Today The Ocean Taught Me A Great Big Lesson About Getting Out Of The Way Of Myself.

2017-04-27



I’ve been lonely, alone and just plain sad. I thought a walk would do me good. It was nearly dusk when I began wandering aimlessly through this transient little beach town. I was desperate and thinking I could possibly siphon a little joy from the other living souls around. It’s hard to tell if the folks here are really tan or just dirty, relaxed or just high, happy or just unaware but everyone here is so chill, worry-free and shoeless, with their careless hair and acoustic guitars.

Instead of my spirits being lifted and my hope restored I felt myself being sucked of whatever was left. I could feel the light leaking from my body and my breath being stifled from the smoke of my dying fire. I moved slowly and with difficulty. My limbs and body felt like I was dragging sandbags. Somehow, perhaps I was subconsciously hoping to make a deposit, I ended up at the ocean’s edge. A dull yet anxious feeling of pulsing electricity had been running through my body. It had me wildly wanting to jump into the water, hoping for a jolt, a shock, some awakening but I didn’t have it in me. Instead, I gave in to the buckling of my knees just shy of the shore’s break and sat like a rock waiting for the water to erode me.

I sat and stared out at nothing in particular, sitting paralyzed like a beached jellyfish. I became hypnotized, a kind of accidental meditation happened. A soothing calm softly and slowly came over me. I’m not sure if a minute or an hour passed but it didn’t matter, I was feeling better, that is to say, I was feeling more. As I lifted from my state of trance my attention was brought to a little tug from deep inside. My heart strings must have been knotted deep below the sandy bottom because with every growing wave something loosened inside of me. It was like a wall being pulled down, one great yank at a time. Oh, I welcomed this feeling.

As the waves grew bigger, thrashing white, effervescent foam against golden grains, I began to feel the same relief, release and surrender that the ocean was exhibiting. I could hear it whisper, follow me, do as I do. I let my breath connect with each wave. My breath and the breath of the ocean, as I breathed so did it. We became one. We were in rhythm. With every long inhale, the ocean and I inhaled together and then exhaled in sync. Each deep, long suck of the water as it pulled back, more, further, deeper, building, growing until it reached its capacity and spewed its giant weight of energy forcefully and intentionally back down at the ground in front of me fed me back my power. Every crashing wave hit the ground hard enough that I thought it was making the earth move but then I knew it was just my sadness shaking loose. Oh, let it out, let it loose!

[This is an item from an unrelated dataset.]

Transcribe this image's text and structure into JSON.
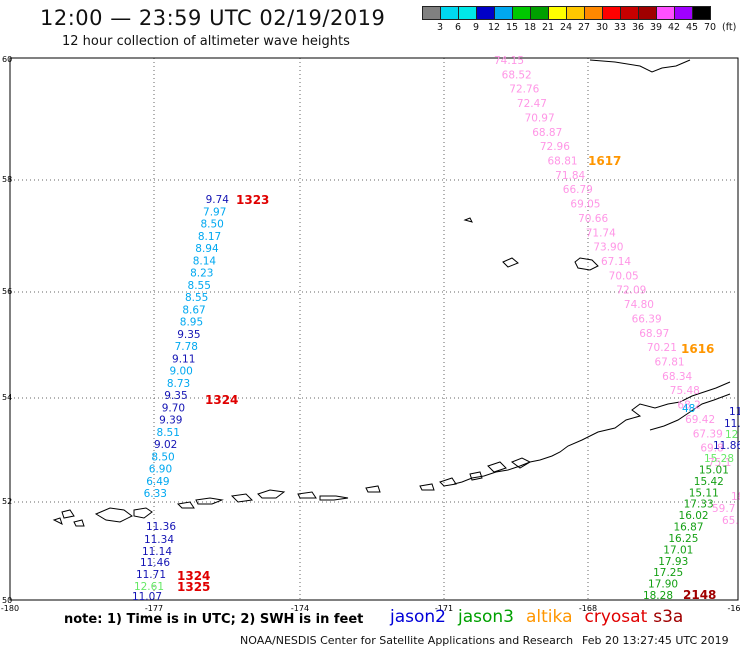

It was taking all the feelings I haven’t had the strength to deal with, sucking them in and spitting them out, like getting rid of a venomous poison. It was like watching my raging internal desire to smash glassware, take a bat to a set of headlights, set fire to anything instead be released by way of nature’s peaceful and healing force of the ocean.

In a single session, my self-loathing was removed. I was free to go, but I couldn’t move and I stayed planted. I didn’t want to leave the comfort I had found. I was high, riding the waves of the wise and great therapist, but mother nature insisted that I not miss the point she was making. Get up, screamed the ocean as it barreled closer and with more force than before. The waves grew more intimidating and the ocean threatened to take me down, suck me in and put me out of my own self-created, insufferable misery. Get up!  It had had enough of me, but the ocean was only showing me my reflexion. It was me that had had enough of me. Get out of the way of yourself, it hollered in a loud roar as it tumbled towards me even bigger. And in one swift motion, I landed on my feet, pushed back and watched the water fill the space I had occupied. I watched the sadness wash away and it I knew it was time to let go and move along.

Mother nature has a way of showing yourself to you. She forces you to deal, to learn, to evolve. She is forever my greatest teacher and I am her greatest student. I am forever in love with her and always reminded to find the love within me, after all, we are one in the same. Life can cut deep but always offers the tools to help us learn and heal ourselves, we just have to pay attention.